To the left of the altar is a baptismal font from the 13th century, originally from the church of Schönfeld, one of many villages in the area which were destroyed to make way for brown coal surface mining. The font lid is to be found in Kittlitz. To the right of the altar is the so-called princely lodge. The name comes from the coat of arms on the lodge, which features a prince's crown.

The Organ in the German church was built in the space of five months in 1899. Its functioning and pneumatic controls are a tribute to the technical feats of the time.

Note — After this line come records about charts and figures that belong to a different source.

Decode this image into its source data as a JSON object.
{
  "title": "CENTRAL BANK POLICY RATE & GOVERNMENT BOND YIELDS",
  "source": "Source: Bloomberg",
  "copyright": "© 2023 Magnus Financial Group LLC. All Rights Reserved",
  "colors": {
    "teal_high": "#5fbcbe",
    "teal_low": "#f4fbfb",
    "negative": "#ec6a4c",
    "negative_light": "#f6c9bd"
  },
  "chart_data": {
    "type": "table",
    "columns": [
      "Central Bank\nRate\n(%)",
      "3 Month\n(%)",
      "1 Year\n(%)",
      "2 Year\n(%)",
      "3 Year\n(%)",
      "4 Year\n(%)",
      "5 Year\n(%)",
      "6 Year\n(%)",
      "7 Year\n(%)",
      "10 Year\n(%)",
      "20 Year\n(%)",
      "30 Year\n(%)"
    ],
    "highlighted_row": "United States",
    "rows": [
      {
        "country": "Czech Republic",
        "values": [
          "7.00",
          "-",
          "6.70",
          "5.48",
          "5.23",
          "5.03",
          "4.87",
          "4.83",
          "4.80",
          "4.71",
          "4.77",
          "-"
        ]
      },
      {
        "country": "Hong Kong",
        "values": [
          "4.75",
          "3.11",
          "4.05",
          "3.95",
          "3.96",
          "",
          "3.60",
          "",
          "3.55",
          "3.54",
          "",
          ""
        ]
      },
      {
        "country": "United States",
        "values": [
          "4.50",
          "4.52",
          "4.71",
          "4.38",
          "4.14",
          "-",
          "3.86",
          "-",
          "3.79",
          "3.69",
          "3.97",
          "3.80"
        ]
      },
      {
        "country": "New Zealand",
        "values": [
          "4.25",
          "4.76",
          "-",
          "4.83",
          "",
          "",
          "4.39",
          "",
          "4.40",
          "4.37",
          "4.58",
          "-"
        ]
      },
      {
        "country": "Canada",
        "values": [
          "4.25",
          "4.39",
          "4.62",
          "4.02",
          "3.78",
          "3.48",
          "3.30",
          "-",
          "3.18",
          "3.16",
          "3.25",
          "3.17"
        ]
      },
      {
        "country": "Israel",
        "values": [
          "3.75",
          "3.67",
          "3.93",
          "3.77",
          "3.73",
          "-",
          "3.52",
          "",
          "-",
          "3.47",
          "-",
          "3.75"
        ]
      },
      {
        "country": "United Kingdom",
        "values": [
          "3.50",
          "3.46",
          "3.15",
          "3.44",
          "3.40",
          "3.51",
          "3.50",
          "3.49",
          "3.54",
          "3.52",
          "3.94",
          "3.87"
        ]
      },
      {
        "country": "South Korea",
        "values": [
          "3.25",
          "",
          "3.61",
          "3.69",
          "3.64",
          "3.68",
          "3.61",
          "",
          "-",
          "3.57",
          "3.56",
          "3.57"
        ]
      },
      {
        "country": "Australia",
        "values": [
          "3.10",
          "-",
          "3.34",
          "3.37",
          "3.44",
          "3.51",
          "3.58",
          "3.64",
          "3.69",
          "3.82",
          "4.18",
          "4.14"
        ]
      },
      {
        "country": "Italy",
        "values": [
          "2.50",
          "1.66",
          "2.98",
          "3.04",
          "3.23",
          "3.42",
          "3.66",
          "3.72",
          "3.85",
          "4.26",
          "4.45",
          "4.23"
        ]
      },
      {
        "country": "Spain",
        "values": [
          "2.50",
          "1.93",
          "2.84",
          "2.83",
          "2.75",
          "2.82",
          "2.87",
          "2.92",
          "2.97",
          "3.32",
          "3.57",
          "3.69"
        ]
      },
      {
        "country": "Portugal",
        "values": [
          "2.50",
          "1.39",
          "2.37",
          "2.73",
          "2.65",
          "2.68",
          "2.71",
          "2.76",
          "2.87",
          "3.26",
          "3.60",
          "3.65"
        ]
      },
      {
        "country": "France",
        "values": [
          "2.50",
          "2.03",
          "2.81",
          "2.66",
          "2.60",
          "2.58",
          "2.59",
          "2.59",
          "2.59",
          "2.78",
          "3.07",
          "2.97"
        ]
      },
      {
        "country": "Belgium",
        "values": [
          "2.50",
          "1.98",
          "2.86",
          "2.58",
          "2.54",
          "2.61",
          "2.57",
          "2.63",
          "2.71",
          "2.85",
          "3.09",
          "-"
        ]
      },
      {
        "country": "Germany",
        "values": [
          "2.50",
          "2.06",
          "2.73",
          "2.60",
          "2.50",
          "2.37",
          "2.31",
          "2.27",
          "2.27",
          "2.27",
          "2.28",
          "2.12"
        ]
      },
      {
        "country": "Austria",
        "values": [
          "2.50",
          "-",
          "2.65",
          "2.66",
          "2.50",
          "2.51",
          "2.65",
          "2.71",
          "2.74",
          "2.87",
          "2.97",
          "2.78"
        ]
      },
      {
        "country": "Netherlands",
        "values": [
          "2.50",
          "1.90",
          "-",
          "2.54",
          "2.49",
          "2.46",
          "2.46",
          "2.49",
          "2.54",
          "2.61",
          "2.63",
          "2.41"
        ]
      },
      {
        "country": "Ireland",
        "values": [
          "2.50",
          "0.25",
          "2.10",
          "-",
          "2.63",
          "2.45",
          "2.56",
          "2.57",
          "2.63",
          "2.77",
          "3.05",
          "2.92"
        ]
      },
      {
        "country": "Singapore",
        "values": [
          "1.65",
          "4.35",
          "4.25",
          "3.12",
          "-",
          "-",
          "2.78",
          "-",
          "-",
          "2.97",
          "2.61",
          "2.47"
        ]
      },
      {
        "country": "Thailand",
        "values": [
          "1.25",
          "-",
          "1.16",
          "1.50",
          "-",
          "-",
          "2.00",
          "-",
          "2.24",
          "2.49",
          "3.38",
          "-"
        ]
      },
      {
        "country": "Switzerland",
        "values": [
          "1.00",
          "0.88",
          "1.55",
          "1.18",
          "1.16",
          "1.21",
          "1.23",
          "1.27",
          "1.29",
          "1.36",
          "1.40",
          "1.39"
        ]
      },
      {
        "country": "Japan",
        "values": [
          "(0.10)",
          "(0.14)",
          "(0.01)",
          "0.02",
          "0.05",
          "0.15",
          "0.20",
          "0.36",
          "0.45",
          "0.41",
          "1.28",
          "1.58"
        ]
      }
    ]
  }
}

The church treasury in the vestibule of the German church is marked with the date 1645 and is also of note. On the steeple, a plaque honours the memory of the lower Sorbian poet Hans Bock, who was born in Vetschau in 1569.

== The double church in literature ==

In his work Die Lebensuhr des Gottlieb Grambauer, Ehm Welk recounts a tale that he had been told by his father Gottfried and that takes place in the double church in 1866:

 The Wendish priest had two beautiful white benches in front of his door on which we often sat. Sometimes also with young girls, decent ones mind you. He always chased us away. "You'd do better sitting on a bench in church," said he, "but I don't see you there!" As we had two churches side by side - the German church and the Wendish church - I asked him: "In which of the two churches should we sit?" He was quite taken aback, but then he answered: "The Lord God doesn't care!" Well, I thought, here we go, and asked: "If the Lord God doesn't care, then why do we have to have two of them?" Thereupon he swore something about "cheeky rascals" and ran after us.